Writing on Twitter, Shaub argued that "no reasonable person could dispute that this was an attack on the republic itself," and he warned that a lack of accountability for the attack's plotters -- including former President Donald Trump -- has given them time to "prepare themselves for a far more effective attack in 2024."
Shaub claimed that their plans are succeeding "beyond their wildest dreams."
"They’ve enacted laws politicizing the certification of results and suppressing votes," he writes. "They’ve recruited an army of 'poll watchers' to create chaos, intimidate voters, and and sow doubt. They’ve hardened their resolve to use state legislatures and the federal Congress to reject any unfavorable outcome of the election. Ideological hardliners have packed the Supreme Court with partisans who are sure to ratify any irrational claims packed in the language of law."
Shaub also slammed President Joe Biden and Attorney General Merrick Garland for what he described as not taking the threat seriously and instead acting like a mere return to business as usual would suffice to keep it at bay.
And while he praised the House Select Committee for its work documenting Trump's alleged attempt to overthrow the republic to stay in power, he feared their work would be in vain.
"Will the committee’s presentation be enough to motivate action by the people?" he asked rhetorically. "I hope so. I don’t know if it will or not. But people need to wake up to the idea that, with rare exceptions like this committee, our government is failing and won’t save us. Democracy depends on us."
The House select committee aims to demonstrate that the violence was part of a broader -- and ongoing -- drive by Trump and his inner circle to illegitimately cling to or regain power, tearing up the Constitution and more than two centuries of peaceful transitions from one administration to the next.

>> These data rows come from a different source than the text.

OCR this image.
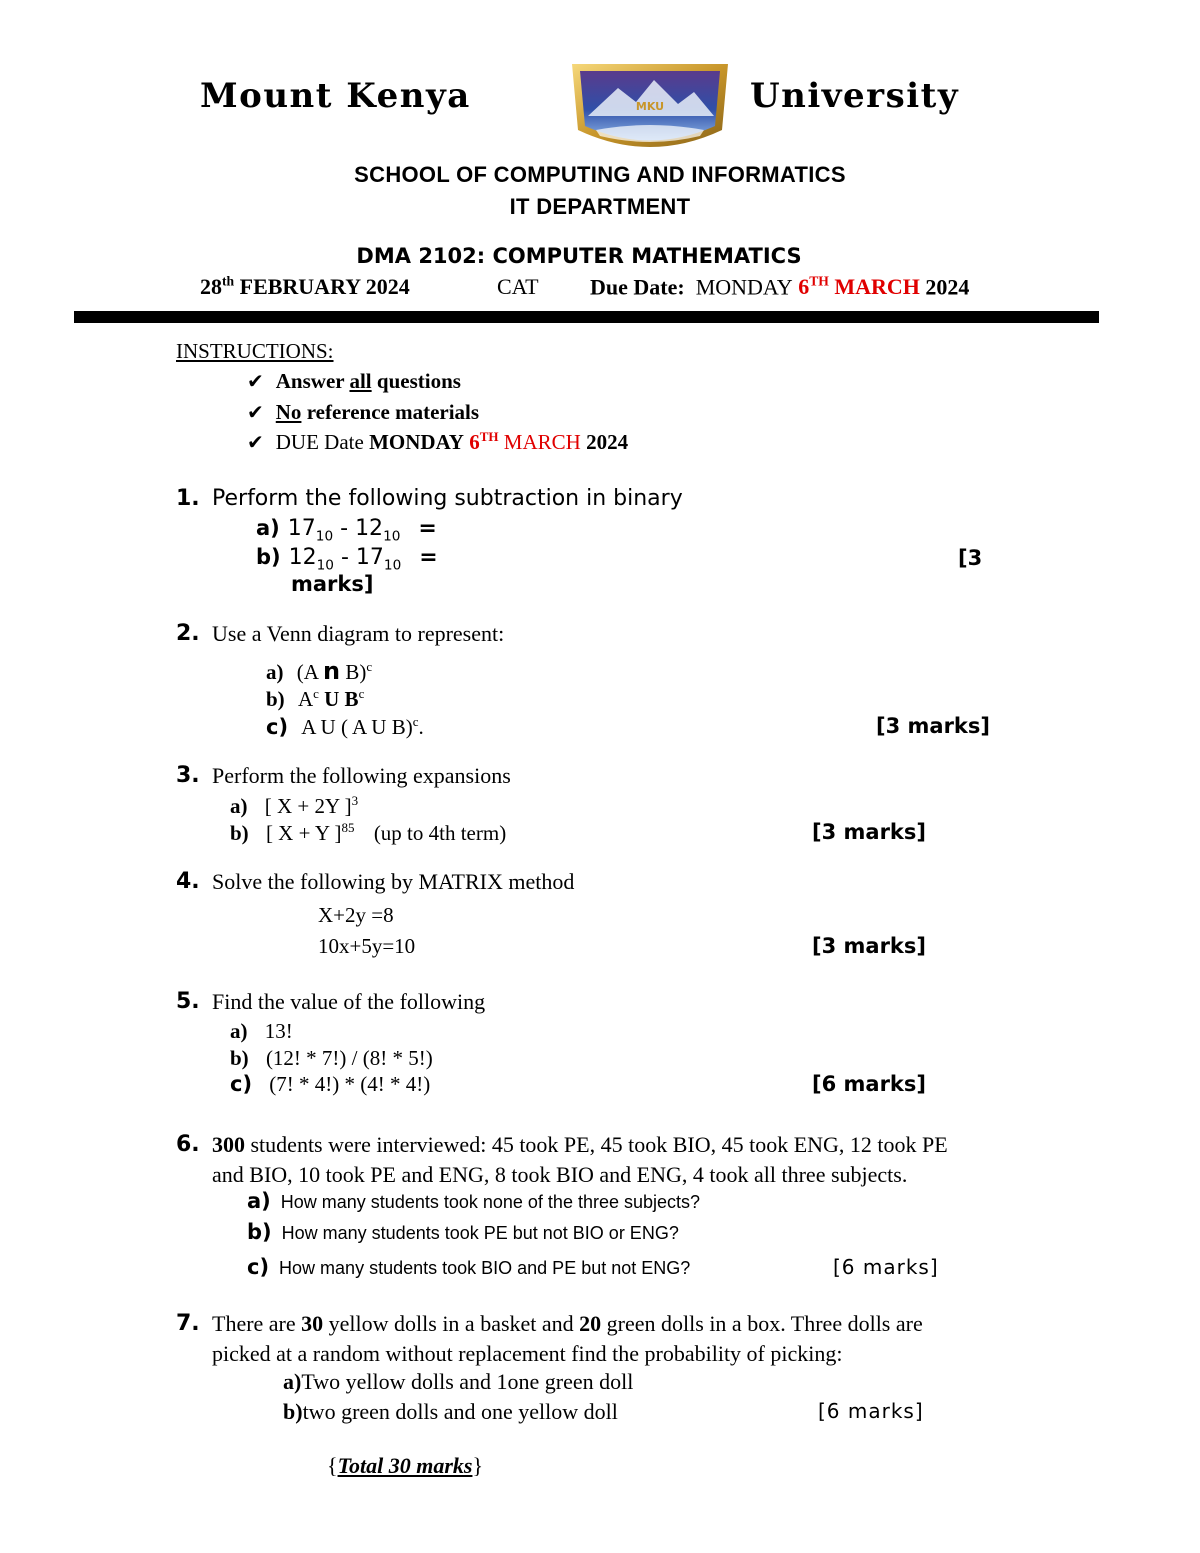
Mount Kenya	MKU	University
SCHOOL OF COMPUTING AND INFORMATICS
IT DEPARTMENT
DMA 2102: COMPUTER MATHEMATICS
28th FEBRUARY 2024	CAT Due Date: MONDAY 6TH MARCH 2024
INSTRUCTIONS:
✔ Answer all questions
✔ No reference materials
✔ DUE Date MONDAY 6TH MARCH 2024
1. Perform the following subtraction in binary
a) $17_{10} - 12_{10}$ =
b) $12_{10} - 17_{10}$ =	[3
marks]
2. Use a Venn diagram to represent:
a) (A n B)$^c$
b) $A^c$ U $B^c$
c) A U ( A U B)$^c$.	[3 marks]
3. Perform the following expansions
a) [ X + 2Y ]$^3$
b) [ X + Y ]$^{85}$ (up to 4th term)	[3 marks]
4. Solve the following by MATRIX method
X+2y =8
10x+5y=10	[3 marks]
5. Find the value of the following
a) 13!
b) (12! * 7!) / (8! * 5!)
c) (7! * 4!) * (4! * 4!)	[6 marks]
6. 300 students were interviewed: 45 took PE, 45 took BIO, 45 took ENG, 12 took PE
and BIO, 10 took PE and ENG, 8 took BIO and ENG, 4 took all three subjects.
a) How many students took none of the three subjects?
b) How many students took PE but not BIO or ENG?
c) How many students took BIO and PE but not ENG?	[6 marks]
7. There are 30 yellow dolls in a basket and 20 green dolls in a box. Three dolls are
picked at a random without replacement find the probability of picking:
a)Two yellow dolls and 1one green doll
b)two green dolls and one yellow doll	[6 marks]
{Total 30 marks}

Thursday's session and five subsequent hearings over the coming weeks will focus on Trump's role in the multi-pronged effort to return him to the Oval Office by disenfranchising millions of voters.
Trump has defiantly dismissed the probe as a baseless "witch hunt" -- but the public hearings were uppermost in his mind Thursday as he fired off a largely false tirade on his social media platform, defending the insurrection as "the greatest movement in the history of our Country to Make America Great Again."
The case the committee wants to make is that Trump laid the groundwork for the insurrection through months of lies about fraud in an election described by his own administration as the most secure ever.
His White House is accused of involvement in several potentially illegal schemes to aid the effort, including a plot to seize voting machines and another to appoint fake "alternative electors" from swing states who would ignore the will of their voters and hand victory to Trump.